American Electric Power streamlines Texas generation as capex rises

The holding company completed its exit from the Texas generation business while expanding capital liabilities across its Ohio and Texas subsidiaries.

American Electric Power (AEP) managed a structural shift in its generation footprint and a rise in short-term construction liabilities across its multi-state system in 2024. The company operates a broad network of subsidiaries spanning Virginia, West Virginia, Tennessee, Indiana, Michigan, Kentucky, Ohio, Oklahoma, Arkansas, Louisiana, and Texas.

Regulatory recovery for the group relies heavily on FERC-regulated formula rate mechanisms for wholesale power supply contracts, which the company trues-up to actual costs annually. In Oklahoma, Public Service Company of Oklahoma (OK) maintained extensive formula rate filings under docket ER18-195-000 to update SPP OATT Attachment H-4 through 2024.

Capital expenditures saw a notable uptick in accrued liabilities. AEP Texas (TX) construction expenditures included in current and accrued liabilities rose to $266.0 million in 2024, up from $112.2 million in 2023. Ohio Power Company (OH) saw a similar trend, with its construction expenditures in current and accrued liabilities increasing to $157.9 million from $97.7 million in the prior year.

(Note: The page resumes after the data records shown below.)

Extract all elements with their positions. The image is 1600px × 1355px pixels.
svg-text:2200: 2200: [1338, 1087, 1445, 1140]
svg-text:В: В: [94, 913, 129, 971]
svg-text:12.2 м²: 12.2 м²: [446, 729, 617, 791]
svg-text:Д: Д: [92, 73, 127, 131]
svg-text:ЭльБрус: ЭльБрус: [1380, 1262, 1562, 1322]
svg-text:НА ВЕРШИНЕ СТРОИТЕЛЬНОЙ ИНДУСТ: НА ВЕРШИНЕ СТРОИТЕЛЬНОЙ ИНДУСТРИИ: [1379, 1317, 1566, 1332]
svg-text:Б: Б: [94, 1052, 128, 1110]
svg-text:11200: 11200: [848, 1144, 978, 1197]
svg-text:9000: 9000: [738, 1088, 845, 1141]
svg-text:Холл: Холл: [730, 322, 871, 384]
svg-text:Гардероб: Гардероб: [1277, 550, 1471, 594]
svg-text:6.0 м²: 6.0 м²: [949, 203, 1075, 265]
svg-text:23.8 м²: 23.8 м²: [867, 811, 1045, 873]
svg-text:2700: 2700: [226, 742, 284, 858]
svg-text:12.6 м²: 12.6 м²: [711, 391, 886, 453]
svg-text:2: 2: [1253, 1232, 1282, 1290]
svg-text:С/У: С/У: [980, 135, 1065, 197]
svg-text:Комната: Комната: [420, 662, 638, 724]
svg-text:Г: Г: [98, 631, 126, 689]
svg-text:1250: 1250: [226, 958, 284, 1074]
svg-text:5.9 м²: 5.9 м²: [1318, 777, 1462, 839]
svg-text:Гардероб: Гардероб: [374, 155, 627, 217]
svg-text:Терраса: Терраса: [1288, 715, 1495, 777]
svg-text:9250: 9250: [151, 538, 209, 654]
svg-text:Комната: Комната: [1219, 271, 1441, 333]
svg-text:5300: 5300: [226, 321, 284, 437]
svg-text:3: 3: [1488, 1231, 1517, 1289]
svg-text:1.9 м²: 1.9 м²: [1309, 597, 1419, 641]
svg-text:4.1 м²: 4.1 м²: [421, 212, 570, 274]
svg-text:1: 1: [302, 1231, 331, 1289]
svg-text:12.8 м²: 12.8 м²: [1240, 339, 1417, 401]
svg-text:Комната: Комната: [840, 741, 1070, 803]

The company continued to refine its generation mix, most notably in Texas. AEP Texas completed the final stage of its exit from the generation business per state restructuring legislation, transferring remaining non-deactivated capacity to an affiliate and ceasing to serve retail load. Meanwhile, AEP Generating Company (IN) solidified its position at the Rockport Plant, where it co-owns Unit 1 with Indiana Michigan Power Company (IN) and holds 100% ownership of Unit 2 following a December 2022 acquisition.

Revenue streams remain concentrated among a few large entities in specific markets. A single industrial customer, Marathon Petroleum Company, accounted for 15% of Kentucky Power Company's (KY) total revenues in 2024. In the Texas market, AEP Texas remains dependent on Retail Electric Providers, with NRG Energy and TXU Energy combining for 42% of its operating revenues.

Operational liquidity is managed through AEP Credit, which performs daily factoring of accounts receivable for multiple subsidiaries to mitigate credit risk. To meet Ohio's renewable portfolio standards, Ohio Power utilized an inventory model to manage its Renewable Energy Credits. In Texas, the company employed securitization for transition and restoration funding through three dedicated wholly-owned subsidiaries.

American Electric Power continues to navigate the transition from traditional generation to a transmission-heavy posture in Texas while managing concentrated industrial revenue risks in the Appalachian region.